Genotype to phenotype mapping and the fitness landscape of the E. coli lac promoter

TL;DR

This study constructs a detailed genotype-to-phenotype map for the E. coli lac promoter, revealing the roles of additive effects and pairwise epistasis in shaping the fitness landscape, with implications for understanding gene regulation.

Contribution

The paper introduces a high-throughput approach to map the fitness landscape of the lac promoter, quantifying epistatic interactions and identifying regulatory mechanisms without complex optimization.

Findings

Additive effects explain about two-thirds of phenotype variance.

Pairwise epistasis accounts for 7-15% of variance.

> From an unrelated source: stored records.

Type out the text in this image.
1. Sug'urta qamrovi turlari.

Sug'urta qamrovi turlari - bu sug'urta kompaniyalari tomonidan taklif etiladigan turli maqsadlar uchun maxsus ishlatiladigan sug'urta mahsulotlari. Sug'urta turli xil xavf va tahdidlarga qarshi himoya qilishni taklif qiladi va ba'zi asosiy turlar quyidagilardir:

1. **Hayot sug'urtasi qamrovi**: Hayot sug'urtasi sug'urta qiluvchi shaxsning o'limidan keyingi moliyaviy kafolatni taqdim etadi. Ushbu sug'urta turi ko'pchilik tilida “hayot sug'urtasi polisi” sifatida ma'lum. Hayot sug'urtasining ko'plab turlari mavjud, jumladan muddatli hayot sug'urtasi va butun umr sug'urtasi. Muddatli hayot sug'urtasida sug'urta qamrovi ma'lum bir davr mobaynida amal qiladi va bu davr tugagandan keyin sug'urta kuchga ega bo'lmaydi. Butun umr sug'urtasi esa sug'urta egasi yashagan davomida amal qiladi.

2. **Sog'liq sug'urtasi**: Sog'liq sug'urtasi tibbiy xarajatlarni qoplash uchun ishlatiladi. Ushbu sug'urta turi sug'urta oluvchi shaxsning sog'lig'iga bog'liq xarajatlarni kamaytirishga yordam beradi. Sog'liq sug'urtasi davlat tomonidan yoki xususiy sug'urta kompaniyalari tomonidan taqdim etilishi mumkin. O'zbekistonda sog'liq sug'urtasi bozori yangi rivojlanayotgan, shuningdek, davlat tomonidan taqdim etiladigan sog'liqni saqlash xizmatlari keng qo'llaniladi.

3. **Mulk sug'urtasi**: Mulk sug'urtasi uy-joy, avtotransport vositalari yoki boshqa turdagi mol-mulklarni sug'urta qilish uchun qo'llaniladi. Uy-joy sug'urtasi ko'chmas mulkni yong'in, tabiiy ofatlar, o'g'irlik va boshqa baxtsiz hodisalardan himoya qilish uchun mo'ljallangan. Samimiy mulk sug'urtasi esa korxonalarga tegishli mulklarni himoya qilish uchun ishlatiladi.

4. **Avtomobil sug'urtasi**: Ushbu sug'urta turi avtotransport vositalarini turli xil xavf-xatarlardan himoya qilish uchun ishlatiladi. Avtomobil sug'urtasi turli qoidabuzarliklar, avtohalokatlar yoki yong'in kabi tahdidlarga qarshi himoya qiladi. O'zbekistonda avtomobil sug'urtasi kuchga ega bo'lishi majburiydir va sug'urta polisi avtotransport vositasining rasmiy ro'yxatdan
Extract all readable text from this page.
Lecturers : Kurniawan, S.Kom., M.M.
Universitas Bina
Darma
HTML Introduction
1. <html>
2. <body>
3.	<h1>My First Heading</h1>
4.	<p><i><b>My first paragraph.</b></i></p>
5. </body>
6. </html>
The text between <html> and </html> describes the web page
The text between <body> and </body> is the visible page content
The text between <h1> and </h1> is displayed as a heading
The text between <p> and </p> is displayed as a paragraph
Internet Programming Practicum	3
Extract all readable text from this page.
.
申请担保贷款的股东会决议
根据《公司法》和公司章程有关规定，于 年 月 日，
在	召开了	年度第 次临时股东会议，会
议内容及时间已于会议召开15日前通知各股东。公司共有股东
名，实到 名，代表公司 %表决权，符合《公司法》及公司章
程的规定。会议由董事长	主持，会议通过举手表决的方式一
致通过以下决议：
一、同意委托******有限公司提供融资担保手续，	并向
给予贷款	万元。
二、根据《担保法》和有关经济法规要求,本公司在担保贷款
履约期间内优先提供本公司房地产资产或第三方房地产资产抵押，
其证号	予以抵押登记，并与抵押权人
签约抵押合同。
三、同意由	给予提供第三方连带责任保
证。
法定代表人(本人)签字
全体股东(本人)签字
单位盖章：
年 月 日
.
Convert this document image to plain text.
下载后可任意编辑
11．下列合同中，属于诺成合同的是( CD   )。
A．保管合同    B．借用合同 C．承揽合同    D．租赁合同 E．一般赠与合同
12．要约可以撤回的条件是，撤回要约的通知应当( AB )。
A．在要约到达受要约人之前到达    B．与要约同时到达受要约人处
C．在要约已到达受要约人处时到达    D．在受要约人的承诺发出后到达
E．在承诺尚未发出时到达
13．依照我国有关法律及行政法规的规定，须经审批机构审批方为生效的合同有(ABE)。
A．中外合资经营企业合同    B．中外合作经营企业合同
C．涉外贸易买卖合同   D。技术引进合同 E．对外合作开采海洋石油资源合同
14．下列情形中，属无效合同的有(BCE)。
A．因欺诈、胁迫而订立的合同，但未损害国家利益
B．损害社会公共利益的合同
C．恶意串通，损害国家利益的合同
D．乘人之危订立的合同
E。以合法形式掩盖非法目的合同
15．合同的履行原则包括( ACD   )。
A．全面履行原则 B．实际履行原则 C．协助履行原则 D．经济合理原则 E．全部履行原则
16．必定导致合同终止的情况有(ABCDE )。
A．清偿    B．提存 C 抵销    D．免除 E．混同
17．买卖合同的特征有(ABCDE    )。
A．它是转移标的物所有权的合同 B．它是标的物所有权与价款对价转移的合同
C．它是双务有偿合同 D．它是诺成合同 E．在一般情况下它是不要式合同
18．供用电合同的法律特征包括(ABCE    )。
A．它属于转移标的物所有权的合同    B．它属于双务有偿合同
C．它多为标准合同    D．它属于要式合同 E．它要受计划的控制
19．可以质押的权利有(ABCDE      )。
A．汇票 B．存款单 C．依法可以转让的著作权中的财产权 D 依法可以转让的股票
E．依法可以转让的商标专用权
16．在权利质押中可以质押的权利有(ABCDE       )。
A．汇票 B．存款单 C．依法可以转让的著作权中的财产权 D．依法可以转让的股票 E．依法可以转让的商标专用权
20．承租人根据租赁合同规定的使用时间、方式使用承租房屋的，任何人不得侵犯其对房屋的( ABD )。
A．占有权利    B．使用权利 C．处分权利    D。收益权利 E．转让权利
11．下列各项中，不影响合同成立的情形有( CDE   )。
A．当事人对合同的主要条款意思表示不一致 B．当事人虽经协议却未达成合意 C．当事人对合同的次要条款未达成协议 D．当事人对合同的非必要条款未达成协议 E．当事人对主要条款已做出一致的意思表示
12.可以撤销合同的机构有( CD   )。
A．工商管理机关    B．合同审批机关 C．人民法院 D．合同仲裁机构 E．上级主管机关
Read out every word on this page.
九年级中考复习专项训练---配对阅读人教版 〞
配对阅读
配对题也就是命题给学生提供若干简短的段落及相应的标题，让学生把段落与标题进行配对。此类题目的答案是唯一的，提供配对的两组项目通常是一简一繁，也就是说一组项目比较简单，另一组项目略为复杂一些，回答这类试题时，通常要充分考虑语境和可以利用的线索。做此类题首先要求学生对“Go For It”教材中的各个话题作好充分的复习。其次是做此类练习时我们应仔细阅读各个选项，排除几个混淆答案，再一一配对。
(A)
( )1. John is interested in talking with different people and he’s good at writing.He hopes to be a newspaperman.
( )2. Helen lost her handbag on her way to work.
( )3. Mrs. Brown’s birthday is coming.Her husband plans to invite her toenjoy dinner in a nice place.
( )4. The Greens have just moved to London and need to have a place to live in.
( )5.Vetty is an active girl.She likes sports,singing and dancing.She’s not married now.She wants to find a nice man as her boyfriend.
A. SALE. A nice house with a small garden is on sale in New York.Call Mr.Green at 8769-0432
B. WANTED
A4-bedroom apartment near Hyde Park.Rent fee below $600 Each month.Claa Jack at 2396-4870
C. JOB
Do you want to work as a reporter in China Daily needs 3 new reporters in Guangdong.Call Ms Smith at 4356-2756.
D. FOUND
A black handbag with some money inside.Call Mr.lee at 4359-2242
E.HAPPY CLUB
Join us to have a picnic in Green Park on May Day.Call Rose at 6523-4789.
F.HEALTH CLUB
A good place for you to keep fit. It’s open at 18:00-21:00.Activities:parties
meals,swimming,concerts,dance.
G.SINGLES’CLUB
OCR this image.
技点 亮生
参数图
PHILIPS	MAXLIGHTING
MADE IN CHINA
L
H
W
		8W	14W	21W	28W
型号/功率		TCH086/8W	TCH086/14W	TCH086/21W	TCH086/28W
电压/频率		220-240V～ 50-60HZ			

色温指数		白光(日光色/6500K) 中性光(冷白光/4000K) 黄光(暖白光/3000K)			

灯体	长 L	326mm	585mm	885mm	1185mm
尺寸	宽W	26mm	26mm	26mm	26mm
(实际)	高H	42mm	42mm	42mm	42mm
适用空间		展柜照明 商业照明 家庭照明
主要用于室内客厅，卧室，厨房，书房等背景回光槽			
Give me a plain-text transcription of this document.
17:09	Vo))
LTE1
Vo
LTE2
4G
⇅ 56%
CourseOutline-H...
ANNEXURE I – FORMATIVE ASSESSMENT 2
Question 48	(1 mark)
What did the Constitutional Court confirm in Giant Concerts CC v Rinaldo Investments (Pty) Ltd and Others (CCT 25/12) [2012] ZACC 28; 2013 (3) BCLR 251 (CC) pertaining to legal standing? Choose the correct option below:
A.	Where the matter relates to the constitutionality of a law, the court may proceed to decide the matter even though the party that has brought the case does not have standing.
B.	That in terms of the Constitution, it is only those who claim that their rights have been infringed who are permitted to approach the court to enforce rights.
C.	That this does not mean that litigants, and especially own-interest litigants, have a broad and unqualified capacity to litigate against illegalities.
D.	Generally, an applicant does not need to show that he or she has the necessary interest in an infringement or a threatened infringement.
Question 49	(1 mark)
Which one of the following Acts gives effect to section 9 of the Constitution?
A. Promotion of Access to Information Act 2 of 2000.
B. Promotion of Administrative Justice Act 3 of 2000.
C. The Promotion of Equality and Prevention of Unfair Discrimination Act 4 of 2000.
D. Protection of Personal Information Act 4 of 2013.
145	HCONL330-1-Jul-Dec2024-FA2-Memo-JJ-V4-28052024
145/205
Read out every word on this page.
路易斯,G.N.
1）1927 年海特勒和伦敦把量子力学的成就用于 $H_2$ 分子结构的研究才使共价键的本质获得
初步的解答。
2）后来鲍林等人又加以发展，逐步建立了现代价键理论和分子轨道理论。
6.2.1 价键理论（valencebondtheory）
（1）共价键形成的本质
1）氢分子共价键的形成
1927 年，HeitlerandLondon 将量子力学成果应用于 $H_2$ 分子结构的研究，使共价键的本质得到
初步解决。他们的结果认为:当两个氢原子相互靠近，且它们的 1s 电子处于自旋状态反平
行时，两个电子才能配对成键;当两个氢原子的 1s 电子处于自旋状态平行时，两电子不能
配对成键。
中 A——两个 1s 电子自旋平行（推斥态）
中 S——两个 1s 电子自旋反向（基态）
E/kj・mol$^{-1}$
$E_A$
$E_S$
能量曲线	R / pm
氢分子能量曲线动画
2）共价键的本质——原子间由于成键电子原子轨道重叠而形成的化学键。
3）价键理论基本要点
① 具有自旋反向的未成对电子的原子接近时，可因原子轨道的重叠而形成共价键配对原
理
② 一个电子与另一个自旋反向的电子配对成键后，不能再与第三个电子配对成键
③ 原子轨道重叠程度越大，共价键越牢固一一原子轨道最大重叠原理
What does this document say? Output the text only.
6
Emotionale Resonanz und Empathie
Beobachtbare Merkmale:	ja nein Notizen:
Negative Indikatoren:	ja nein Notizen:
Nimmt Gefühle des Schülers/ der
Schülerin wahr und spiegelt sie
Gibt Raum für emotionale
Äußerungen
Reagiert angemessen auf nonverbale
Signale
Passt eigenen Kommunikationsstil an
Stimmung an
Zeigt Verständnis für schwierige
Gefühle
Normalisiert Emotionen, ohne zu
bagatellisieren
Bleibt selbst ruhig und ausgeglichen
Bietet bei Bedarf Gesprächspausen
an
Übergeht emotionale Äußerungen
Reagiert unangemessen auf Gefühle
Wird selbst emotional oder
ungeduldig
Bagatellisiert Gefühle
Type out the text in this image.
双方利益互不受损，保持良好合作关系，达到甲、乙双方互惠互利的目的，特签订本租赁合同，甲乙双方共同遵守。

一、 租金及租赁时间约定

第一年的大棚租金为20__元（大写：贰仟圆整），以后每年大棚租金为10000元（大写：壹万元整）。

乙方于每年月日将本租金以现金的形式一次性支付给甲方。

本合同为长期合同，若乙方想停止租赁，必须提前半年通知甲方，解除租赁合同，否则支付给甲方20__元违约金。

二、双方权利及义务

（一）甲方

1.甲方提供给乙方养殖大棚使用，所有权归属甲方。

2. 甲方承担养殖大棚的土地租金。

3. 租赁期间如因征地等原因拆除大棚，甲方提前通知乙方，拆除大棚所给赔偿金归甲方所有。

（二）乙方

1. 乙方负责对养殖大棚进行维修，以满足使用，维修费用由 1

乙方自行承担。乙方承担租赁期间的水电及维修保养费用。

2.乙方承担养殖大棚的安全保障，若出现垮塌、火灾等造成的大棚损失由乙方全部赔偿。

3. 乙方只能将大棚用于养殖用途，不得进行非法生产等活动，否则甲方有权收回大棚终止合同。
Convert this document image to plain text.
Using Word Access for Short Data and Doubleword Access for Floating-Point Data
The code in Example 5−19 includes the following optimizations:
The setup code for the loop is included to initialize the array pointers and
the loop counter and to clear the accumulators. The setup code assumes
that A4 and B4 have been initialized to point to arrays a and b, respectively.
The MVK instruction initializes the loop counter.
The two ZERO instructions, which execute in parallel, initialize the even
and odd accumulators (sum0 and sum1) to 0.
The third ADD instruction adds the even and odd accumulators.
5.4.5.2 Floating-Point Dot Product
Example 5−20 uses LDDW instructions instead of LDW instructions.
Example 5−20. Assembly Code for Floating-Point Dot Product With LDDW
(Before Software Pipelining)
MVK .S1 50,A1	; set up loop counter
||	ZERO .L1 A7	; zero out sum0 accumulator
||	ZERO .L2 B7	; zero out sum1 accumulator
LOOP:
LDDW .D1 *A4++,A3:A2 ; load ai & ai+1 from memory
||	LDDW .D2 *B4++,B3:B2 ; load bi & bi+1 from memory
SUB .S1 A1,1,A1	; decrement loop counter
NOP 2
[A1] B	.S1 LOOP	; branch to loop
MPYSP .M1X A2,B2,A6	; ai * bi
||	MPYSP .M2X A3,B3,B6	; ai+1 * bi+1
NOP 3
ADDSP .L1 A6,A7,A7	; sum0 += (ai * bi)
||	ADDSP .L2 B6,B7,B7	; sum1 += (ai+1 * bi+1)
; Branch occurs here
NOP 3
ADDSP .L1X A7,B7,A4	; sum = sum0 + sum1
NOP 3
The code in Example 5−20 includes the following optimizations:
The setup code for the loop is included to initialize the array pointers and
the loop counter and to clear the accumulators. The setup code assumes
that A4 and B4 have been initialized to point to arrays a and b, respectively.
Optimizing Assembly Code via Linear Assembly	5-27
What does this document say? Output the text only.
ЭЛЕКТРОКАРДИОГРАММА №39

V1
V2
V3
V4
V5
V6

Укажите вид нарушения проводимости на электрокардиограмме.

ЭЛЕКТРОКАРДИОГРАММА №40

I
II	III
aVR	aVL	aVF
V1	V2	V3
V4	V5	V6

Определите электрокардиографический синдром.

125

The fitness landscape is essentially single peaked with minimal higher-order epistasis.

Abstract

Genotype-to-phenotype maps and the related fitness landscapes that include epistatic interactions are difficult to measure because of their high dimensional structure. Here we construct such a map using the recently collected corpora of high-throughput sequence data from the 75 base pairs long mutagenized E. coli lac promoter region, where each sequence is associated with its phenotype, the induced transcriptional activity measured by a fluorescent reporter. We find that the additive (non-epistatic) contributions of individual mutations account for about two-thirds of the explainable phenotype variance, while pairwise epistasis explains about 7% of the variance for the full mutagenized sequence and about 15% for the subsequence associated with protein binding sites. Surprisingly, there is no evidence for third order epistatic contributions, and our inferred fitness landscape is essentially single peaked, with a small amount of antagonistic epistasis. There is a significant selective pressure on the wild type, which we deduce to be multi-objective optimal for gene expression in environments with different nutrient sources. We identify transcription factor (CRP) and RNA polymerase binding sites in the promotor region and their interactions without difficult optimization steps. In particular, we observe evidence for previously unexplored genetic regulatory mechanisms, possibly kinetic in nature. We conclude with a cautionary note that inferred properties of fitness landscapes may be severely influenced by biases in the sequence data.